I interrupt a long-term hiatus to help raise awareness towards the new Copyright Laws that might come into effect starting next week unless we join efforts to stop it.
A friend and fellow artist, Will Terry, has joined forces with Brad Holland to help us understand what this Copyright Law is all about, here is their message:
“Orphan Works in a Nutshell:
– Congress is drafting a new US Copyright Act. If passed, it would replace current US Copyright law. There isn’t any bill yet, but the Copyright Office has issued its recommendations for one. Their Report is 234 pages long and is very complicated, so it’s risky to try reducing it to a few words. But here’s a summary of its basic features:
- It would void your Constitutional right to the EXCLUSIVE CONTROL of YOUR work.
- It would effectively reverse the default premise of copyright law; which means…
- It would make the public’s right to use your work its defining goal; which means…
- You would have to make your work available to the public.
- You would have to do this by registering every picture you want to retain the rights to with for-profit registries.
- Unregistered work would be considered legally “orphaned.”
- Orphaned work would be available for commercial infringement by “good faith” infringers.
- Good faith infringers would be anyone who believed they had made a “reasonably diligent,” but unsuccessful effort to find you.
- Infringers could also ALTER your work and copyright the “derivative works” in their own names.
- This would affect all visual art: drawings, paintings, sketches, photos, etc.; past, present and future; published and unpublished; domestic and foreign.
- It would include family snapshots and any picture or work you ever put on the Internet.
- The Copyright Office acknowledges that this would pose special “challenges” for visual artists…
- But they conclude that it’s in the public interest for your work to be available for anyone to use.
The Copyright Office has also recommended the following:
- Mass Digitization of the world’s intellectual property by corporate interests.
- Extended Collective Licensing, a form of socialized corporate licensing that would replace voluntary agreements between artists and clients.
- A Copyright Small Claims Court to handle the expected flood of orphan works lawsuits.
—> The deadline is This Thursday, July 23, 2015″ <—
– WHAT CAN WE DO? –
- Write a letter —> HERE <— Let them know why this isn’t a good idea!
- Don’t know what to write? Here are Letter samples
- SHARE this information as much as you can!
– LEARN MORE –
- Watch/Listen to Will Terry and Brad Holland discuss this Law on
“Everything You Know About Copyright Is About To Change”
- Read all about it.
- IPA Artists Alert
- Join Illustrator’s Partnership
This Copyright Act could affect all kinds of creators!!
I call bullshit on this post.
I also suggest you PAUSE and not file a comment before you understand what’s actually going on. These guys are completely confused and are freaking out about nonsense.
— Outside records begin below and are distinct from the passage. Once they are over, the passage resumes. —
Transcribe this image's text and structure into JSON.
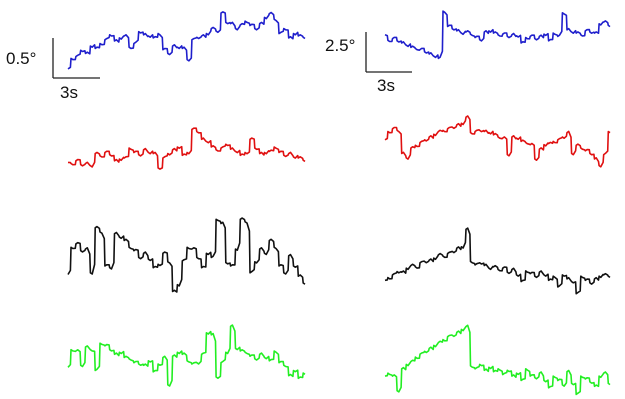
{
  "scale_bars": {
    "left": {
      "vertical_label": "0.5°",
      "horizontal_label": "3s"
    },
    "right": {
      "vertical_label": "2.5°",
      "horizontal_label": "3s"
    }
  },
  "chart_data": {
    "type": "line",
    "title": "",
    "grid": false,
    "legend": "none",
    "panels": [
      {
        "column": "left",
        "x_unit": "s",
        "y_unit": "°",
        "scale_bar": {
          "x": 3,
          "y": 0.5
        },
        "series": [
          {
            "color": "#1f1fcc",
            "trace": [
              0.05,
              0.22,
              0.25,
              0.35,
              0.3,
              0.42,
              0.38,
              0.46,
              0.52,
              0.6,
              0.5,
              0.55,
              0.58,
              0.4,
              0.46,
              0.65,
              0.6,
              0.58,
              0.55,
              0.62,
              0.36,
              0.3,
              0.42,
              0.4,
              0.38,
              0.2,
              0.52,
              0.56,
              0.58,
              0.62,
              0.7,
              0.66,
              0.95,
              0.8,
              0.78,
              0.7,
              0.76,
              0.82,
              0.75,
              0.7,
              0.78,
              0.88,
              0.94,
              0.85,
              0.62,
              0.7,
              0.55,
              0.62,
              0.58,
              0.56
            ]
          },
          {
            "color": "#e01010",
            "trace": [
              0.32,
              0.3,
              0.35,
              0.28,
              0.3,
              0.26,
              0.48,
              0.44,
              0.5,
              0.46,
              0.35,
              0.38,
              0.4,
              0.58,
              0.5,
              0.46,
              0.55,
              0.5,
              0.48,
              0.22,
              0.4,
              0.48,
              0.55,
              0.6,
              0.45,
              0.5,
              0.92,
              0.88,
              0.74,
              0.7,
              0.6,
              0.55,
              0.58,
              0.65,
              0.56,
              0.52,
              0.45,
              0.5,
              0.74,
              0.58,
              0.48,
              0.5,
              0.52,
              0.6,
              0.5,
              0.45,
              0.48,
              0.42,
              0.4,
              0.36
            ]
          },
          {
            "color": "#111111",
            "trace": [
              0.3,
              0.62,
              0.66,
              0.58,
              0.6,
              0.32,
              0.85,
              0.8,
              0.4,
              0.38,
              0.78,
              0.74,
              0.7,
              0.62,
              0.58,
              0.5,
              0.55,
              0.48,
              0.38,
              0.42,
              0.55,
              0.45,
              0.1,
              0.18,
              0.46,
              0.62,
              0.6,
              0.5,
              0.38,
              0.55,
              0.5,
              0.95,
              0.9,
              0.44,
              0.4,
              0.6,
              0.95,
              0.92,
              0.32,
              0.45,
              0.6,
              0.55,
              0.7,
              0.62,
              0.4,
              0.32,
              0.52,
              0.4,
              0.28,
              0.2
            ]
          },
          {
            "color": "#22ee22",
            "trace": [
              0.35,
              0.62,
              0.6,
              0.38,
              0.66,
              0.62,
              0.3,
              0.72,
              0.68,
              0.62,
              0.55,
              0.58,
              0.5,
              0.48,
              0.42,
              0.4,
              0.38,
              0.45,
              0.28,
              0.4,
              0.5,
              0.08,
              0.52,
              0.58,
              0.55,
              0.45,
              0.4,
              0.42,
              0.55,
              0.88,
              0.85,
              0.2,
              0.42,
              0.58,
              0.98,
              0.64,
              0.6,
              0.58,
              0.52,
              0.48,
              0.55,
              0.5,
              0.45,
              0.6,
              0.42,
              0.38,
              0.22,
              0.3,
              0.18,
              0.26
            ]
          }
        ]
      },
      {
        "column": "right",
        "x_unit": "s",
        "y_unit": "°",
        "scale_bar": {
          "x": 3,
          "y": 2.5
        },
        "series": [
          {
            "color": "#1f1fcc",
            "trace": [
              0.55,
              0.45,
              0.48,
              0.44,
              0.4,
              0.36,
              0.32,
              0.3,
              0.28,
              0.24,
              0.2,
              0.16,
              0.12,
              0.98,
              0.7,
              0.66,
              0.62,
              0.58,
              0.6,
              0.56,
              0.5,
              0.46,
              0.6,
              0.62,
              0.58,
              0.55,
              0.56,
              0.52,
              0.55,
              0.53,
              0.4,
              0.5,
              0.52,
              0.48,
              0.52,
              0.56,
              0.44,
              0.58,
              0.52,
              0.95,
              0.64,
              0.6,
              0.58,
              0.55,
              0.62,
              0.6,
              0.58,
              0.75,
              0.78,
              0.72
            ]
          },
          {
            "color": "#e01010",
            "trace": [
              0.55,
              0.7,
              0.75,
              0.72,
              0.3,
              0.22,
              0.4,
              0.45,
              0.5,
              0.55,
              0.6,
              0.65,
              0.7,
              0.72,
              0.75,
              0.78,
              0.82,
              0.85,
              0.96,
              0.68,
              0.7,
              0.72,
              0.7,
              0.68,
              0.64,
              0.6,
              0.58,
              0.28,
              0.6,
              0.58,
              0.52,
              0.5,
              0.46,
              0.2,
              0.38,
              0.46,
              0.48,
              0.52,
              0.55,
              0.6,
              0.68,
              0.3,
              0.45,
              0.4,
              0.35,
              0.3,
              0.2,
              0.08,
              0.28,
              0.7
            ]
          },
          {
            "color": "#111111",
            "trace": [
              0.22,
              0.26,
              0.3,
              0.35,
              0.34,
              0.4,
              0.44,
              0.42,
              0.48,
              0.5,
              0.52,
              0.55,
              0.6,
              0.58,
              0.62,
              0.65,
              0.7,
              0.72,
              0.98,
              0.5,
              0.45,
              0.48,
              0.44,
              0.4,
              0.42,
              0.38,
              0.4,
              0.34,
              0.38,
              0.3,
              0.2,
              0.36,
              0.32,
              0.28,
              0.34,
              0.3,
              0.22,
              0.28,
              0.12,
              0.3,
              0.24,
              0.2,
              0.02,
              0.28,
              0.22,
              0.18,
              0.24,
              0.28,
              0.3,
              0.28
            ]
          },
          {
            "color": "#22ee22",
            "trace": [
              0.3,
              0.34,
              0.3,
              0.1,
              0.4,
              0.46,
              0.5,
              0.56,
              0.6,
              0.64,
              0.68,
              0.72,
              0.76,
              0.8,
              0.84,
              0.86,
              0.9,
              0.94,
              0.98,
              0.44,
              0.4,
              0.46,
              0.38,
              0.42,
              0.36,
              0.4,
              0.32,
              0.38,
              0.3,
              0.34,
              0.24,
              0.4,
              0.3,
              0.28,
              0.34,
              0.24,
              0.14,
              0.3,
              0.24,
              0.18,
              0.36,
              0.2,
              0.05,
              0.3,
              0.26,
              0.22,
              0.16,
              0.3,
              0.34,
              0.2
            ]
          }
        ]
      }
    ]
  }
}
What the Copyright Office is proposing has NOTHING TO DO with what they’re claiming.
But the Copyright Office’s proposal DOES SUCK–in mostly completely different ways.
They’re not proposing that creators have to register everything. They’re proposing that anyone who uses, adapts, remixes, etc. an orphan work must register that use–just in case the copyright holder of the orphan work comes along and decides to claim it.
Furthermore, this isn’t even a bill. This is a report from the Copyright Office, and a request for further feedback and discussion from the communities that may be affected.
Fixing the orphan work problem needs to happen. Libraries, creators and others are being handicapped by the fact that the majority of creative and scholarly works from the 20th century are currently unusable–not in the public domain, but with no discoverable owners who can be appealed to for their use. But unless an owner steps forward (and the issue is that often there is no owner anymore), people have to act like the orphaned work belongs to somebody.
But the Copyright Office’s proposed remedies just slap a whole extra, frustrating tier of hoop-jumping on the whole deal. So file your comments and complaints, point out where the weaknesses lie, make sure your rights as creators are protected and your work doesn’t count as ‘orphaned’ just because somebody found a pirated and uncredited copy on the Internet. But know what you’re talking about.